End Time City, by Michael Ackerman (EXB, 2021)
Another EXB book, a new edition of a classic, first published 20 years ago, impressionistic B&W glimpses of Benares, "the most sacred city in Hinduism, which welcomes pilgrims who have come to die here to erase their sins and put an end to the cycle of rebirth". A bit grim, and not a book to cheer you up on a wet Wednesday, but an enthralling and unblinking view of the Hindu way of death.

Blind Spot, by Teju Cole (Faber & Faber, 2016)
I kept coming across Teju Cole's name, and when the penny dropped that as well as a well-regarded writer he is also a photographer, I decided to buy this fat hardback brick of a book, which is still available new at a bargain price if you shop around.

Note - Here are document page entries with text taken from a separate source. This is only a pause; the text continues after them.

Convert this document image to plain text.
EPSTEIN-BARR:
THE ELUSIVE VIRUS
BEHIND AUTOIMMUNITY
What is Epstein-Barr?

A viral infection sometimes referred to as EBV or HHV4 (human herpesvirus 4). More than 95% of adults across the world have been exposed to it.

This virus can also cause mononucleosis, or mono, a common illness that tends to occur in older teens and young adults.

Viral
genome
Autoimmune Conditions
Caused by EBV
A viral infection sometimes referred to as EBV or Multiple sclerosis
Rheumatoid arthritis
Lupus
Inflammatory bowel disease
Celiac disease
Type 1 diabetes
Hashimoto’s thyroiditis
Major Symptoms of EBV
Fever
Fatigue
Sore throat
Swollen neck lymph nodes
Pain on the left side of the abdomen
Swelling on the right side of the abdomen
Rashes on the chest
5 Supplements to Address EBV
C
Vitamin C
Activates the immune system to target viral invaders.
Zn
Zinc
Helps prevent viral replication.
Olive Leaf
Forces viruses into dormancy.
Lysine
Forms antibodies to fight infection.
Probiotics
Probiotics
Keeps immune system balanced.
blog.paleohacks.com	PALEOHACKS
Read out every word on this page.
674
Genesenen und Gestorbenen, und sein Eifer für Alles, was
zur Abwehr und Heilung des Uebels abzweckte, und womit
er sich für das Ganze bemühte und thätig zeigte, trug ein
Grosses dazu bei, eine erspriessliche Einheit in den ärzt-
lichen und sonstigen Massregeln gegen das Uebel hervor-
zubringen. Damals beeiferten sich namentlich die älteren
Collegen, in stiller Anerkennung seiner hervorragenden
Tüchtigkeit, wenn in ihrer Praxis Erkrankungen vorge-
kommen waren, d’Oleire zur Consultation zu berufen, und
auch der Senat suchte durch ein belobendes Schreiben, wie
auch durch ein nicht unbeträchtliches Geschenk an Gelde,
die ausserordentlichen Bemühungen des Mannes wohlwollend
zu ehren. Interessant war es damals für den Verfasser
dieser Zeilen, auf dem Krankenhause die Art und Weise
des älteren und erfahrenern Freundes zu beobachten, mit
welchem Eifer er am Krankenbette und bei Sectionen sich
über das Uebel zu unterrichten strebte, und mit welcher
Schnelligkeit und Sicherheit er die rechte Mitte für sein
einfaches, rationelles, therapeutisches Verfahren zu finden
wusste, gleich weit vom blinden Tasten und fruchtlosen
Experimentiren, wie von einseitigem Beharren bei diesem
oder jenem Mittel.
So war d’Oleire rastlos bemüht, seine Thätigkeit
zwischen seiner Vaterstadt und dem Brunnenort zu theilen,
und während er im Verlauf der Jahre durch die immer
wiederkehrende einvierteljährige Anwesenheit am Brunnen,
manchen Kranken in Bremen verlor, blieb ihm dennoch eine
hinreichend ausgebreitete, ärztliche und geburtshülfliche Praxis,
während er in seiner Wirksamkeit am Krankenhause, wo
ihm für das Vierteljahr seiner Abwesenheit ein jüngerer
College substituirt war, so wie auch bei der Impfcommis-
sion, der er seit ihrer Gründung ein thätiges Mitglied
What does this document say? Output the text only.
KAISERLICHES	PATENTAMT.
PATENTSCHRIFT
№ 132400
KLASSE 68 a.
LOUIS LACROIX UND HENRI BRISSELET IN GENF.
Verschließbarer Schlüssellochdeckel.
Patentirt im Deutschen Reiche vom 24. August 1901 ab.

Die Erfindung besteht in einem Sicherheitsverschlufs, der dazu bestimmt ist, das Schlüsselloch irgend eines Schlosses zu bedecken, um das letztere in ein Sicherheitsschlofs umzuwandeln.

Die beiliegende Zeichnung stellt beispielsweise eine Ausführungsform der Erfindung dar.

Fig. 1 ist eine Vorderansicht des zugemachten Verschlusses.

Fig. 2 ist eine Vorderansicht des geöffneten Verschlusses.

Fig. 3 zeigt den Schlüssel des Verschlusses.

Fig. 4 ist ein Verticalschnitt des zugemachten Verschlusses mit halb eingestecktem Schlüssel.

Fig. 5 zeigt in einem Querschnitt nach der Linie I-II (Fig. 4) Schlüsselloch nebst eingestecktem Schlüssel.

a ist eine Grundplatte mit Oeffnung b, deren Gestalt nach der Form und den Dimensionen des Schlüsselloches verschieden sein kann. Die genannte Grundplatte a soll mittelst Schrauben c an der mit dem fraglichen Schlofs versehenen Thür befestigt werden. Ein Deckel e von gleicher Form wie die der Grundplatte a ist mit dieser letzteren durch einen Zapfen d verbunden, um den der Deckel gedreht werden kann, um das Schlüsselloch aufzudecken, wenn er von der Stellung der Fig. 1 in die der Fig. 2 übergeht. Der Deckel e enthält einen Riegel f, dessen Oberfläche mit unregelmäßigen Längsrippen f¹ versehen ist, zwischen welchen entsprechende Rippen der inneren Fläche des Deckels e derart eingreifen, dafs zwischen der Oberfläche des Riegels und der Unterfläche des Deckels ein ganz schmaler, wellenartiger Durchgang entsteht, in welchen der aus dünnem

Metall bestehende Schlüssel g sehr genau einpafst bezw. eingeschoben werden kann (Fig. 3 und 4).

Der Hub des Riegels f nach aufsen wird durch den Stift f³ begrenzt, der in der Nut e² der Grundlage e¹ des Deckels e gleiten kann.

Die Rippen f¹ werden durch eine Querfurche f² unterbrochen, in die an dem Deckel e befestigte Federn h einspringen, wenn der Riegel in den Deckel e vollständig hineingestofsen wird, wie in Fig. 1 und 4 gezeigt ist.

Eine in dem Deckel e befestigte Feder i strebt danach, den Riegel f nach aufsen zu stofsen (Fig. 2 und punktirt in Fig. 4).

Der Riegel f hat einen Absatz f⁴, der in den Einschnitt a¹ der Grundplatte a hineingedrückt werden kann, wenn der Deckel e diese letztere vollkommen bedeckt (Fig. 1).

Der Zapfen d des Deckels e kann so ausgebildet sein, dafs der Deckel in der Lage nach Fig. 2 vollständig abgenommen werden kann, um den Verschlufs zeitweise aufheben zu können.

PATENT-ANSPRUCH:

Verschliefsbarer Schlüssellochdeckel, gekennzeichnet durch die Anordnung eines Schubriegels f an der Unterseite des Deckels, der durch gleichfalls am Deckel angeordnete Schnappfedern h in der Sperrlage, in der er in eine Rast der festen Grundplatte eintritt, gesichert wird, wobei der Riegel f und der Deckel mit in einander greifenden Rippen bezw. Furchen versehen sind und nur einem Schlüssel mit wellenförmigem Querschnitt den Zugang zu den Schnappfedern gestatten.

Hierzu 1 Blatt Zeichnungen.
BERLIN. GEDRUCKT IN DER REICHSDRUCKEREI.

You get 150 photos, many of which are superb, accompanied by little prose essays, not much longer than a typical blog post. I've enjoyed dipping into it over the year.

Gigantic Cinema: a weather anthology; edited by Alice Oswald and Paul Keegan (Cape, 2020)
If you're into landscape, you're probably also into weather. This is not a photobook, but an anthology of bits of poetry and prose about weather in all its manifestations. As you may know, Alice Oswald can do no wrong as far as I am concerned, and this incredibly diverse and well-chosen selection is a wonderful read. I'm not sure about the decision to present the pieces without attribution – they are numbered, and there is an index – which I found irritating (OK, Alice Oswald can almost do no wrong), although it is true that the absence of names can have an interesting effect, rather like reading an enormous cento, if you're in the right mood.

Island Zombie: Iceland Writings, by Roni Horn (Princeton University Press, 2020)
Also not a photobook, as such, although like the Teju Cole it combines photographs with essays, rather longer in this case. I have an unaccountable enthusiasm for Roni Horn – almost the definition of the sort of conceptual artist I tend to avoid – which dates back to an exhibition at Southampton University's John Hansard Gallery in 1996 that featured some of her atmospheric photographs, and where I bought a couple of volumes of her multi-volume magnum opus about Iceland, To Place. If only I'd known how much they'd come to be worth (those collectors again!) I'd have bought the lot. Her artistic relationship with Iceland (somewhere I'd love to visit some day) is explored in depth and with great honesty, erudition, and insight.

Cold Mountain Poems, by Han Shan; edited and translated by J.P. Seaton (Shambhala, 2009 and 2019)
If, like me, you have a liking for the poetry of Zen, you may well already have this, or some other version. Although I've had the book (in its original pocket hardback version) for a long time, I have found myself dipping into it quite often during these quasi-monastic days of the pandemic. Incredibly, these poems were written during the T'ang period (618-907), when we here on this island were mainly singing the praises of violent men or lamenting the vicissitudes of fixed fate. The very attractive hardback is now ridiculously overpriced, but it's still available in paperback.

When people meet Han Shan,
they all say he's crazy
face not worth a second look,
body wrapped in rags...
They haven't a clue when I start talking:
I wouldn't say what they say.
But I leave this message for those who
come looking for me:
"You could try to make it to Cold Mountain."